Aiming to teach students how the reliance on significance testing is damaging to the growth of psychological research, rather than teach them how to amend the test itself. Informing students of the weaknesses associated with significance testing, and the level of care that should be taken when using it. Not to just accept the results unquestioningly.

As I have already pointed out there have been attempts to amend the “deficiencies” associated with significance testing, but this has not worked, leaving very few options other than to look for an alternative. We have just read Schmidt’s (1996) belief that confidence intervals should succeed significance testing – is this the common consensus in the field?

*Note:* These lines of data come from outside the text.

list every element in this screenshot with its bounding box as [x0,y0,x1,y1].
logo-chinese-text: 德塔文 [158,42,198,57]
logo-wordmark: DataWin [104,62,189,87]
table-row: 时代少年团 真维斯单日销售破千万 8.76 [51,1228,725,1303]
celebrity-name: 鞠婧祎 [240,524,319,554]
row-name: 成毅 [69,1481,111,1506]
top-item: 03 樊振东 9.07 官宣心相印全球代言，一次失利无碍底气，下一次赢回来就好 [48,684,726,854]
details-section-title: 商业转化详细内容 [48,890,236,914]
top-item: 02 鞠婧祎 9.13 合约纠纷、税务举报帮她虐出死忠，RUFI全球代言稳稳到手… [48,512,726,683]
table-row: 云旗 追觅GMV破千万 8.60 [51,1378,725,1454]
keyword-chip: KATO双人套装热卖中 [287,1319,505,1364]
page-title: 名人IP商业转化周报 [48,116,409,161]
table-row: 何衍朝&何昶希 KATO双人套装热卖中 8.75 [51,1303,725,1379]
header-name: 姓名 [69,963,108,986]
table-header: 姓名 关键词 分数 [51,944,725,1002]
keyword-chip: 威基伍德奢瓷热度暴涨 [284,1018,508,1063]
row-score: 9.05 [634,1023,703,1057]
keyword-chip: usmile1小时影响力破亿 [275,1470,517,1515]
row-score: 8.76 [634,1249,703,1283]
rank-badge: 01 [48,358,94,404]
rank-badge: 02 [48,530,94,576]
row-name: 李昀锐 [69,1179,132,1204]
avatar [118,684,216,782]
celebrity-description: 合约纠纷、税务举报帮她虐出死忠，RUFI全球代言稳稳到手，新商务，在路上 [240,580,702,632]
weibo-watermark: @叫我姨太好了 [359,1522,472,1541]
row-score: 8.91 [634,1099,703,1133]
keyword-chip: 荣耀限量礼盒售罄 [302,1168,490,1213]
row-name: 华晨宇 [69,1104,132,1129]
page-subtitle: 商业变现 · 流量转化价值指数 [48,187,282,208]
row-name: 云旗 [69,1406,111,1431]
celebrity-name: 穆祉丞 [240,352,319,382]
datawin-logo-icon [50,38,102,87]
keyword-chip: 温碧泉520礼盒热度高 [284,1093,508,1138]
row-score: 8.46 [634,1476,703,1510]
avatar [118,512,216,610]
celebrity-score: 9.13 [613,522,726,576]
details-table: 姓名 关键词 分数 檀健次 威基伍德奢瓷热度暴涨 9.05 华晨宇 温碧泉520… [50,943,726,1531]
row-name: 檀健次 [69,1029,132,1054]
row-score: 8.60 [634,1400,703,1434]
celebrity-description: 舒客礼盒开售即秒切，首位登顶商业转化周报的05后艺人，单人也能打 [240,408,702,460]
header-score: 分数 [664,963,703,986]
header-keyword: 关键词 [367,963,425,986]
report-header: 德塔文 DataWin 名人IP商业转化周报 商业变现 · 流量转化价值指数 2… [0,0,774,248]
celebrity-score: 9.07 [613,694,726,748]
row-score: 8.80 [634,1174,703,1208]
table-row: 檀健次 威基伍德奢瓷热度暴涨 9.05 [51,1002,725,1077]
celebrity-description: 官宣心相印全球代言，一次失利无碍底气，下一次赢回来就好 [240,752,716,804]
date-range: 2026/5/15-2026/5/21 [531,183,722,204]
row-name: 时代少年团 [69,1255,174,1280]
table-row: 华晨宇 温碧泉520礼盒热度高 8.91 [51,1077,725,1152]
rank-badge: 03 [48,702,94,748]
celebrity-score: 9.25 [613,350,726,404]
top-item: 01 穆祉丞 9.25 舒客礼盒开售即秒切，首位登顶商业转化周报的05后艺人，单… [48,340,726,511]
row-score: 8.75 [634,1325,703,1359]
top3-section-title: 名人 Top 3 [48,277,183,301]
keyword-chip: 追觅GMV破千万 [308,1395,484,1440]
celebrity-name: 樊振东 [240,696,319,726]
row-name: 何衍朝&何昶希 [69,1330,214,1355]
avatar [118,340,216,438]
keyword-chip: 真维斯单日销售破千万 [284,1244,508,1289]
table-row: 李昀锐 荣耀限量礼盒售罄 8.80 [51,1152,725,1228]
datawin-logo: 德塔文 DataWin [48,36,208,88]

Hunter indicated that other areas of science such as physics and chemistry do not and have not ever relied on significance testing like psychology has, highlighting how other methods must exist – the most dominant technique used by mathematical statisticians is the technique of confidence intervals.

There are alternatives to the significance test that do not share the 60% error rate. For single studies, we can use confidence intervals to measure the potential sampling error in study results. A 95% confidence interval has only a 5% error rate, staggeringly lower than that of the average significance test (the significance test has an average error rate of 60% – worse than the error rate in a ‘coin flip’). Importantly confidence intervals are not context dependent like is significance tests, and thus cannot have the super high error rates that the significance tests possesses when people consistently use it in a context for which it is incompatible.

Confidence Intervals contain the information of a significance test, therefore there is no loss of information and no risk involved when confidence intervals replace significance tests (Brandstratter & Luz, 1999). Taken together, confidence intervals in addition to replications, graphic illustrations and meta-analyses seem to represent a methodically superior alternative to significance tests. Hence, in the long-run, confidence intervals appear to promise a more fruitful avenue for scientific research (Brandstratter & Luz, 1999).

To conclude, the use of significance testing has long been in dispute. Despite researchers being aware of the associated “deficiencies”, its use has not wavered in psychological research. There have been attempts made to amend the significance test by recommending the use of accompanying power analyses, however this did not work. Therefore there appears to be no other option than to use an alternative. The most popular alternative, used in other important facets of science appears to be confidence intervals. The shift from significance testing to the use of confidence intervals seems to come with no disadvantages, confidence intervals contain the same information as the significance test, therefore would be no loss of information and no risk involved in the swap. However, the 60% error rate belonging to the significance test would be replaced with the constant 5% error rate of the confidence interval, a marked improvement.